For training with ADAM, I will now assume that I have a Mini-batch size of $B \in \mathbb{N}$ and $w \in \mathbb{N}$ is the number of parameters of the CNN. Then the memory footprint (the maximum amount of memory I need at any point while training) for a single training pass is:

  • $2w$: Keep the weights and the weight updates in memory
  • $B \cdot $ Size of all generated feature maps (forward pass)
  • $w$: Gradients for each weight (backpropagation)
  • $w$: Learning rates for each weight (ADAM)

(b) Inference

In inference, it is not necessary to store a feature map of layer $i-1$ if the feature maps of layer $i$ are already calculated. So the memory footprint while inference is:

  • $w$: The model
  • The two most expensive successive layers (one which is already calculated, the net one which gets calculated)
Ethan
  • 1,657
  • 9
  • 25
  • 39
Martin Thoma
  • 19,540
  • 36
  • 98
  • 170

1 Answers1

2

Total RAM would be - Batch size X RAM to train one image (since backpropagation happens after the batch)

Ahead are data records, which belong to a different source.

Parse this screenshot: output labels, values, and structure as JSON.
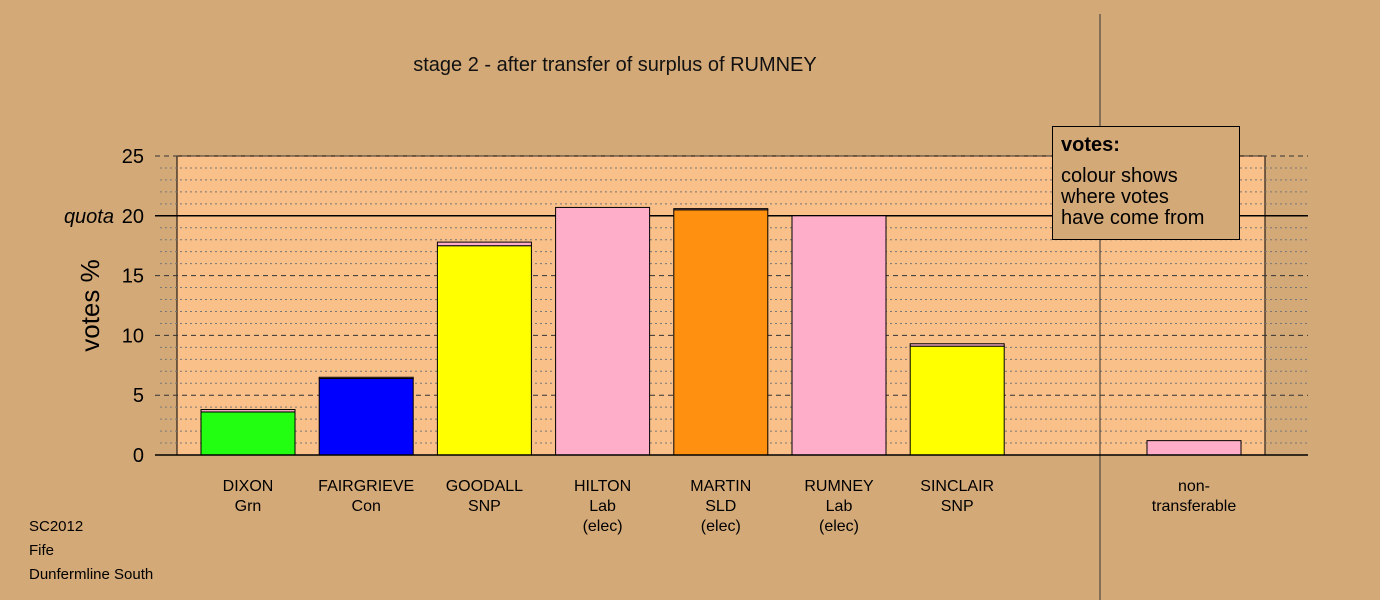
{
  "title": "stage 2 - after transfer of surplus of RUMNEY",
  "footer": [
    "SC2012",
    "Fife",
    "Dunfermline South"
  ],
  "legend": {
    "heading": "votes:",
    "lines": [
      "colour shows",
      "where votes",
      "have come from"
    ]
  },
  "chart_data": {
    "type": "bar",
    "stacked": true,
    "title": "stage 2 - after transfer of surplus of RUMNEY",
    "ylabel": "votes %",
    "ylim": [
      0,
      25
    ],
    "yticks": [
      0,
      5,
      10,
      15,
      20,
      25
    ],
    "quota": {
      "label": "quota",
      "value": 20
    },
    "grid": true,
    "legend_position": "top-right",
    "candidates": [
      {
        "name": "DIXON",
        "party": "Grn",
        "status": "",
        "segments": [
          {
            "value": 3.6,
            "color": "#22ff11"
          },
          {
            "value": 0.2,
            "color": "#ffaec9"
          }
        ]
      },
      {
        "name": "FAIRGRIEVE",
        "party": "Con",
        "status": "",
        "segments": [
          {
            "value": 6.4,
            "color": "#0000ff"
          },
          {
            "value": 0.1,
            "color": "#ffaec9"
          }
        ]
      },
      {
        "name": "GOODALL",
        "party": "SNP",
        "status": "",
        "segments": [
          {
            "value": 17.5,
            "color": "#ffff00"
          },
          {
            "value": 0.3,
            "color": "#ffaec9"
          }
        ]
      },
      {
        "name": "HILTON",
        "party": "Lab",
        "status": "(elec)",
        "segments": [
          {
            "value": 20.7,
            "color": "#ffaec9"
          }
        ]
      },
      {
        "name": "MARTIN",
        "party": "SLD",
        "status": "(elec)",
        "segments": [
          {
            "value": 20.5,
            "color": "#ff9010"
          },
          {
            "value": 0.1,
            "color": "#ffaec9"
          }
        ]
      },
      {
        "name": "RUMNEY",
        "party": "Lab",
        "status": "(elec)",
        "segments": [
          {
            "value": 20.0,
            "color": "#ffaec9"
          }
        ]
      },
      {
        "name": "SINCLAIR",
        "party": "SNP",
        "status": "",
        "segments": [
          {
            "value": 9.1,
            "color": "#ffff00"
          },
          {
            "value": 0.2,
            "color": "#ffaec9"
          }
        ]
      }
    ],
    "nontransferable": {
      "label_lines": [
        "non-",
        "transferable"
      ],
      "value": 1.2,
      "color": "#ffaec9"
    }
  }
}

RAM for one training image -

A/ 4 Bytes X Number of parm

B/ Size of input for each layer considering downsampling and number of features map

(Suppose input are 200 × 300 pixels, the first layer’s feature maps might be 100 × 150, the second layer’s feature maps can be 50 × 75, and the third layer’s feature maps can be 25 × 38. The first convolutional layer has 100 feature maps, this first layer takes up 4 × 100 × 150 × 100 = 6 million bytes (6 MB). The second layer will take up 4 × 50 × 75 × 200 = 3 million bytes (3 MB).

C/ Size for the input image

10xAI
  • 5,929
  • 2
  • 9
  • 25